In the Spring I met a person working at an advisory firm funded by Canada’s federal government who was coding how an autonomous car with a family of four should react when confronted with two potential fatal traffic outcomes – to crash into an oncoming car or to avoid the car and plummet off a cliff. He has no law degree or even a degree in philosophy and had never taken a course in ethics. So I asked him: “How do you code to kill humans without anchoring the justification for it in law or philosophy?” To which he replied: “They’re irrelevant.”
No, they are not.
Democracies are anchored on laws that are based on ethical principles that derive from ancient philosophy and ancient religious values. If we create technology to make decisions affecting humanity that are not based on the rule of law or the principles pursuant to which they are founded, what it holding up our democracy? The answer may be: “not much” in an AI world.
I didn’t give philosophy much time in post-secondary school but I have always been grateful that I was forced to study Plato and to study the Pythagorean philosophers for a number of years. It made me a better, more tolerant jurist and provided me with a solid grounding on what justice means and why the rule of law mattered in the time of Plato and still matters today.
Let’s think about coding self-driving cars to plunge off a cliff, killing that family of four.
Plato said that a person who kills a person by the agency of others, or who contrives the death of a person and is the author of the deed in intention and design, is guilty of murder. Coding machines to terminate a person authors the deed but does that make the coder guilty of murder? Plato recognized that there is a distinction between letting a person die (legal) and making a person die (illegal and immoral). Self-driving cars will not let a person die in a potential accident; they will make the person die by intervening and controlling the process (the cliff versus the car crash).
It’s not for me to say whether this is or is not murder but Plato would likely argue that a self-driving car plunging off a cliff as a matter of coding is committing murder. But it is for me to say, as all jurists should, that AI triggers fundamental issues of law and must be considered with lawyers as part of the decision-making process.
Self-driving cars are not the only situation where there will be death by autonomous machines.
The US military has developed artificially intelligent micro drones that act autonomously using AI, and are designed to work like a swarm, communicating and making decisions together, including adaptive formation flying. It is likely they will be used for surveillance missions and targeted assassinations in the future. Drones and robotic killing machines are expected to revolutionalize warfare with a first-lead advantage, allowing for the increase of human and infrastructure destruction without the corresponding risks to human life on the part of the initiating country.
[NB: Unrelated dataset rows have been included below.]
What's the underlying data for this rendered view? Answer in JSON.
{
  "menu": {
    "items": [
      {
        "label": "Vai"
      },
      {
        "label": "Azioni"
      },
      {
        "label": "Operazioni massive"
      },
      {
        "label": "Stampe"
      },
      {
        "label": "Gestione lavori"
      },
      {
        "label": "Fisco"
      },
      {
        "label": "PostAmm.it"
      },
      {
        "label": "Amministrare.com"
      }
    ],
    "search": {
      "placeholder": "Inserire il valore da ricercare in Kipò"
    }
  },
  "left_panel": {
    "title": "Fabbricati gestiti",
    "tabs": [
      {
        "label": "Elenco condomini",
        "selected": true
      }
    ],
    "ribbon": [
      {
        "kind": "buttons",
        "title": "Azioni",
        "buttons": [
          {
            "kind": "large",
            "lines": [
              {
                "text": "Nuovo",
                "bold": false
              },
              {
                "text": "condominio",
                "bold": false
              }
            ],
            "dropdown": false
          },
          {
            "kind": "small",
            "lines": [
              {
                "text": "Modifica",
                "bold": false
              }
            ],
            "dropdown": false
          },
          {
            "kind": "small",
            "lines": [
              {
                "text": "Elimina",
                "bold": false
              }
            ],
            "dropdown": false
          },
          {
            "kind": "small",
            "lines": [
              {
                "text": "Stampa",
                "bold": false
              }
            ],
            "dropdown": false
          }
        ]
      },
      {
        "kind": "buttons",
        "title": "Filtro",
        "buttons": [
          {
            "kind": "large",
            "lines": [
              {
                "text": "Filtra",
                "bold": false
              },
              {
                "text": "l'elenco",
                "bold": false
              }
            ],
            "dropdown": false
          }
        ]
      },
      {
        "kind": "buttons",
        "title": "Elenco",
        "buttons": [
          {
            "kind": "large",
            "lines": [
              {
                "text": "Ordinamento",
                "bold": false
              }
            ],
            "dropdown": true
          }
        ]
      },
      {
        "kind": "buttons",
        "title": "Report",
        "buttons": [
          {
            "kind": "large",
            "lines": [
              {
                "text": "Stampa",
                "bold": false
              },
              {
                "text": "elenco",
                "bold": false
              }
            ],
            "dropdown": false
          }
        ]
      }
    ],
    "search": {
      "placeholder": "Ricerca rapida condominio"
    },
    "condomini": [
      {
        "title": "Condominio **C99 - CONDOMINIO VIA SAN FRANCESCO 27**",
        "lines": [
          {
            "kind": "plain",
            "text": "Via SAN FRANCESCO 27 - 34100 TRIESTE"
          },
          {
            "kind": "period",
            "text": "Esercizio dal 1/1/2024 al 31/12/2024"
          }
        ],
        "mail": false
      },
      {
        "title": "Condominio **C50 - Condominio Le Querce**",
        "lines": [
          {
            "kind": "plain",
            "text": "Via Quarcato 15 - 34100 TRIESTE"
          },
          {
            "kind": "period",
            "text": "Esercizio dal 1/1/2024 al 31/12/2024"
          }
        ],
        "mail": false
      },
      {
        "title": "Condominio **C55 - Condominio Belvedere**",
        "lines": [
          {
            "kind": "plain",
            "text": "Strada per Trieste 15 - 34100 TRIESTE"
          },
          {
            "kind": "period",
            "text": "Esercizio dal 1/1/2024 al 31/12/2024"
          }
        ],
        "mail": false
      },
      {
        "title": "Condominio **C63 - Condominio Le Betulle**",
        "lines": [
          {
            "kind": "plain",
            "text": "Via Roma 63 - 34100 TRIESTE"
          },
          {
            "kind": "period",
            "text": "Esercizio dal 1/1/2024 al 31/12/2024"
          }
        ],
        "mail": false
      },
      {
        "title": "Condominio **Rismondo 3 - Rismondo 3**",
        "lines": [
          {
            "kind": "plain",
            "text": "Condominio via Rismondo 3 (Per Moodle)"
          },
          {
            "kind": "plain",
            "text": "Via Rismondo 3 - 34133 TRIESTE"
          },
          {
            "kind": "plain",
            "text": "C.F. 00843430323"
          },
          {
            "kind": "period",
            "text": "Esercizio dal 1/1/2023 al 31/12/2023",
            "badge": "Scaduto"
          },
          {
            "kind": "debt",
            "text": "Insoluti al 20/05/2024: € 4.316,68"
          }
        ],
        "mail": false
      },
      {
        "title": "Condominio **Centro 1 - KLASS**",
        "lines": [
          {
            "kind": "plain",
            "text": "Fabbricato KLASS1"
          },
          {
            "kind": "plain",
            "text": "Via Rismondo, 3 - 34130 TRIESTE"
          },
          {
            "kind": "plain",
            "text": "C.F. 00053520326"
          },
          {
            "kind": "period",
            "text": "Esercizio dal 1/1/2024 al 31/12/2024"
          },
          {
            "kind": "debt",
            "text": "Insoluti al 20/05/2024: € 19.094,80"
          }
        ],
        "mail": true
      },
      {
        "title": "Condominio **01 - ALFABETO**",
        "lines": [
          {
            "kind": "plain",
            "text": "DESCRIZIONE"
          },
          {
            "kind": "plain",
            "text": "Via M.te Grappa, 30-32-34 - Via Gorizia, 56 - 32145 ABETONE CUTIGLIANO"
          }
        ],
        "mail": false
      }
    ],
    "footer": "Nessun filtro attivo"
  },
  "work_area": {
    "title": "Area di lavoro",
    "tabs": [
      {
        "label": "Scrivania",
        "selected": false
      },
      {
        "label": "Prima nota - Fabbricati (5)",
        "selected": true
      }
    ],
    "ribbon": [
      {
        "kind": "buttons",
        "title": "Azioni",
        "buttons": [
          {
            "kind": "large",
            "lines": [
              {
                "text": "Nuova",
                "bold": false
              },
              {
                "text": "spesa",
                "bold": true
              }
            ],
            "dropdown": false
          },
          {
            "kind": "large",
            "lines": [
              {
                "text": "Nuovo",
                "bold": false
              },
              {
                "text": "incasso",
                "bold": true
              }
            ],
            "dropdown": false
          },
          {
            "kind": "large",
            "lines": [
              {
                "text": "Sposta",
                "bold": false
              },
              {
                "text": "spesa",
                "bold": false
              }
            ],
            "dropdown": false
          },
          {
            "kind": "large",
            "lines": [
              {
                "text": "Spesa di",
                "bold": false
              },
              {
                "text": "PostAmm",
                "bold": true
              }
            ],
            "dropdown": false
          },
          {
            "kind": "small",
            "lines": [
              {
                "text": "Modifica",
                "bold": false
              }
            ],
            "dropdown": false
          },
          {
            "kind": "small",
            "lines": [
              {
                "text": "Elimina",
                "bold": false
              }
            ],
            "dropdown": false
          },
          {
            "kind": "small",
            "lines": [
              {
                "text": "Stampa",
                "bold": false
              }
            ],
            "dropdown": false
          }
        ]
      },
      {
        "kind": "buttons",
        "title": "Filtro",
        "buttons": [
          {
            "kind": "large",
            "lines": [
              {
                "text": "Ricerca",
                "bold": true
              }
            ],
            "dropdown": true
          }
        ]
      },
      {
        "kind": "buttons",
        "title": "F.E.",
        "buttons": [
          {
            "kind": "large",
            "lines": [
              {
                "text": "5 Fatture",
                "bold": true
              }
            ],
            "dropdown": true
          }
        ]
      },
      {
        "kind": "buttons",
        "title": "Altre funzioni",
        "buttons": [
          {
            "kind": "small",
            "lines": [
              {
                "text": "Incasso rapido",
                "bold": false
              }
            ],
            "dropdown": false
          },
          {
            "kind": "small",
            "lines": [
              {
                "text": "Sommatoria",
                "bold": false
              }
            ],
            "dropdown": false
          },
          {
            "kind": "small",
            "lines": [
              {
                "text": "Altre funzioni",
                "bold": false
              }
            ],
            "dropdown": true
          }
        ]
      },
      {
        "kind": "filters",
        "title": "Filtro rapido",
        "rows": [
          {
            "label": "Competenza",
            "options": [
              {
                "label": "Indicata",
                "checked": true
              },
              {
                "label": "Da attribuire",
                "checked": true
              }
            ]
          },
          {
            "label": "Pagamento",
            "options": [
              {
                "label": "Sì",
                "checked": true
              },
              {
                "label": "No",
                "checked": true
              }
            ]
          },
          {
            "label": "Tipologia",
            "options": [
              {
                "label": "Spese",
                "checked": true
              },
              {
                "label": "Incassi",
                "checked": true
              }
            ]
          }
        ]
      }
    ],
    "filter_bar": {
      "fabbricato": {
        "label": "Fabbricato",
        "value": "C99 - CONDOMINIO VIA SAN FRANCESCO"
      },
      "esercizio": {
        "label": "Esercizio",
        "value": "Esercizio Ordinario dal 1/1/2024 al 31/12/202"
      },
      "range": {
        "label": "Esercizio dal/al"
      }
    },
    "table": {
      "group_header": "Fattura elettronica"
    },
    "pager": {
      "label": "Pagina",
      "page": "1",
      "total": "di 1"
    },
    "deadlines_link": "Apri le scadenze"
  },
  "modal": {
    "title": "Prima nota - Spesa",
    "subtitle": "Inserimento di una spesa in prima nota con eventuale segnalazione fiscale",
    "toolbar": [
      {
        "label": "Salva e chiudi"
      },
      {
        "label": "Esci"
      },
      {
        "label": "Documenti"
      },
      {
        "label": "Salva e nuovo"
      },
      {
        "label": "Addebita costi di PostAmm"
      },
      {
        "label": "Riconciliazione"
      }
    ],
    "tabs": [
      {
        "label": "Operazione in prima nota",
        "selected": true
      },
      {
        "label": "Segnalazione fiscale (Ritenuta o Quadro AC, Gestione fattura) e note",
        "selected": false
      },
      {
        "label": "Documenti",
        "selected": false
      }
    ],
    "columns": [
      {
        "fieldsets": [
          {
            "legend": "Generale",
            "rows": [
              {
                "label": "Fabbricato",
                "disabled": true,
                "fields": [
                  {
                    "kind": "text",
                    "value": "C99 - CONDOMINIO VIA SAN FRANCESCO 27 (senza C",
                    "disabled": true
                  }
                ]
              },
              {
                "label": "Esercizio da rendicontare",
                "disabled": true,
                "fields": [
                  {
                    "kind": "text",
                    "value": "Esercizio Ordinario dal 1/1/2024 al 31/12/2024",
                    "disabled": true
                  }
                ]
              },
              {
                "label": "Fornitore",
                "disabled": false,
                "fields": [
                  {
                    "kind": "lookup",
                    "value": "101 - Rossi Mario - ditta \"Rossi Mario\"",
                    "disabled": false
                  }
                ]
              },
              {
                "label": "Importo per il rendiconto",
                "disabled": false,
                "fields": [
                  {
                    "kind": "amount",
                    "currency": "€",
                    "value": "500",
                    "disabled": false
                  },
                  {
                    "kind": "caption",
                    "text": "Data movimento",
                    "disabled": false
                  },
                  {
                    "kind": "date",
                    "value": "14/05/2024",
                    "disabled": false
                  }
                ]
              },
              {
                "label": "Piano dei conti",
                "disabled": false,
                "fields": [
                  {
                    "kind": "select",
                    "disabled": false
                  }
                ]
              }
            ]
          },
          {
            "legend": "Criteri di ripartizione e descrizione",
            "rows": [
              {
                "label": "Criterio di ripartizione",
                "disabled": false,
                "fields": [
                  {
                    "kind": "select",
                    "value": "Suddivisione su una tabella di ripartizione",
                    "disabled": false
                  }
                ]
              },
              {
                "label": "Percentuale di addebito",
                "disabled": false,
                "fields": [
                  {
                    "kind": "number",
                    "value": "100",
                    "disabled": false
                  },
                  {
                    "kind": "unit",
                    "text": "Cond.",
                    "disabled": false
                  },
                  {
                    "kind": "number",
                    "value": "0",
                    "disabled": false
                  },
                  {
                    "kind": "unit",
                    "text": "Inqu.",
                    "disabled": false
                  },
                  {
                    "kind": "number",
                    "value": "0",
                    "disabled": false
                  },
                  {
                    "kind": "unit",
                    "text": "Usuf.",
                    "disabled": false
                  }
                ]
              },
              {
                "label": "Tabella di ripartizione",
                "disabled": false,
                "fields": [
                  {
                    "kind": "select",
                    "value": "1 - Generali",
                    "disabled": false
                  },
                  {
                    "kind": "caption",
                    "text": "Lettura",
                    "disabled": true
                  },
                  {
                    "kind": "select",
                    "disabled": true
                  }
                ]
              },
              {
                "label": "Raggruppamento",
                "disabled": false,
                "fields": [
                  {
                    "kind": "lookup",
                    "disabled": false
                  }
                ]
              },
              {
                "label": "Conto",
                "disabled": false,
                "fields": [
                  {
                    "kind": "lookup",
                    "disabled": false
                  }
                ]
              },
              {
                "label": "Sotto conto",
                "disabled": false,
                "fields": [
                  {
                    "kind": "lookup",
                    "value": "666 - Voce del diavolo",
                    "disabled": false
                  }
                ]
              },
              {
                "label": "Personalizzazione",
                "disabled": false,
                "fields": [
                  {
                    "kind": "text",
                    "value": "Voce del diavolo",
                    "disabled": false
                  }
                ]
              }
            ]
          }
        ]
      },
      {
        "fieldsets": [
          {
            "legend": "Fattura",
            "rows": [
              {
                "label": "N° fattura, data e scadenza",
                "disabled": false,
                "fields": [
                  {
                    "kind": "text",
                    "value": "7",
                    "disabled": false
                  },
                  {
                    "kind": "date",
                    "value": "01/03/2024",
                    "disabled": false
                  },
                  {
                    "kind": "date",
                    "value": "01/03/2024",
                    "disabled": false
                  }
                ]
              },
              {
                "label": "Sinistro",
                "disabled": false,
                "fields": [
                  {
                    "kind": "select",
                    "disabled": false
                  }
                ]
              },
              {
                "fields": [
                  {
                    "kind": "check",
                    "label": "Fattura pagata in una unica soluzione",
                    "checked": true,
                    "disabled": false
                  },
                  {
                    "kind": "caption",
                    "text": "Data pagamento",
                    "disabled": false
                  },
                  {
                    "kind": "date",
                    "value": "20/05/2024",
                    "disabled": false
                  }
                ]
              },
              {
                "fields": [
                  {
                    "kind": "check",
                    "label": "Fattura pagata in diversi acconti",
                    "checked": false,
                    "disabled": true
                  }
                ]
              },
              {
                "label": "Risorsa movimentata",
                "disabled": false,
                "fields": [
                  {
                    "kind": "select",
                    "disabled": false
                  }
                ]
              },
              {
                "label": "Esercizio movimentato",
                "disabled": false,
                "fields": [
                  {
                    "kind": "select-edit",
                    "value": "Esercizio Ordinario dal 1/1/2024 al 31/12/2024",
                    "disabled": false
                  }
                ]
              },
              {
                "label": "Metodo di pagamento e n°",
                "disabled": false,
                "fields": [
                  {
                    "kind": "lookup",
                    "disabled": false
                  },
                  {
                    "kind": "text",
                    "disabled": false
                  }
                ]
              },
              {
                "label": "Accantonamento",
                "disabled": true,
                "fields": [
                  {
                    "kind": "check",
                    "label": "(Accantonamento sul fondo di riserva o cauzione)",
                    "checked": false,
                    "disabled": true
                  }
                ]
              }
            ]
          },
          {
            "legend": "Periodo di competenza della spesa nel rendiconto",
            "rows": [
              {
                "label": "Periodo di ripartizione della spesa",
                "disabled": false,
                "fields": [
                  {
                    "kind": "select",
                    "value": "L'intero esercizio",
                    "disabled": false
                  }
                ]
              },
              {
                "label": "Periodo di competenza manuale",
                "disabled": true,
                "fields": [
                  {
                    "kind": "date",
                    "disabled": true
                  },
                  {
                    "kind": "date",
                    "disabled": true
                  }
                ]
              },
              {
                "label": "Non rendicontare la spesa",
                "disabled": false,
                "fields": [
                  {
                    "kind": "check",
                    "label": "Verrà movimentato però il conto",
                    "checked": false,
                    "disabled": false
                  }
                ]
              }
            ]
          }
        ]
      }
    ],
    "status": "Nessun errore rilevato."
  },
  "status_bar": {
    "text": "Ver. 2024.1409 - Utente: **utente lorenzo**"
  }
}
Russia is creating a robot army with “killer robots”. The Russian Chief of General Staff has disclosed that Russia is building a roboticized unit capable of independently conducting military operations. Russia’s United Instrument Manufacturing Corporation has developed software that it says can be installed on any robotic system to allow it to make decisions to kill on its own, such as carrying out an attack on enemy artillery without human intervention. It uses AI to locate a human on a battlefield (or a living room) to eliminate him or her.
And then there will also very likely be rogue coders who will code AI to be harmful, or obviously coders who will hack into AI systems to re-code for destructive conduct that harms humanity, or destroys infrastructure, or locates a target and uses artificial intelligence to kill a person. A politician hooked up to an automated medicine dispenser, for example in a hospital setting, could be exterminated remotely. We don’t have laws for murder by AI .
Professor Frederick Kile, who worked on NASA’s Apollo mission as an engineer, was one of the first to suggest that in AI we pay attention to the great works of antiquity to ensure that we have external criterion against which to measure what is ethical as we code our way to the next world order . For example, how Catholic medical pacifism view a machine-engineered death may be important to consider.
In the Book of Law, Plato wrote that there is no justice when jurists are silent and indeed the lawyers, lawmakers and judges should insist that, as AI progresses any further, we are included to ensure the preservation of the rule of law and to re-address the centuries old questions that plagued philosophers. But it’s not just jurists who have a say – in law, the state has an unqualified interest in the preservation and protection of human life and it too must be part of a dialogue on how, if and when machines are authorized to end a human life.
In August 2017, this self-driving car blew up on a road in China. The passenger managed to jump out of the car but who would be liable if he was killed in the flames?
"Self-driving" car erupts into a fireball on a street in Nanjing, China. The blaze is believed to be caused by spontaneous combustion pic.twitter.com/KFF2kepTYk
— China Xinhua News (@XHNews) August 20, 2017
 Christine Duhaime, Digital Finance Institute, “The Promises and Perils of AI and the Law”, United Nations UNCITRAL, 2016.
 Frederick Kile, “Artificial intelligence and society: a furtive transformation”, AI & Soc (2013) 28:107-115.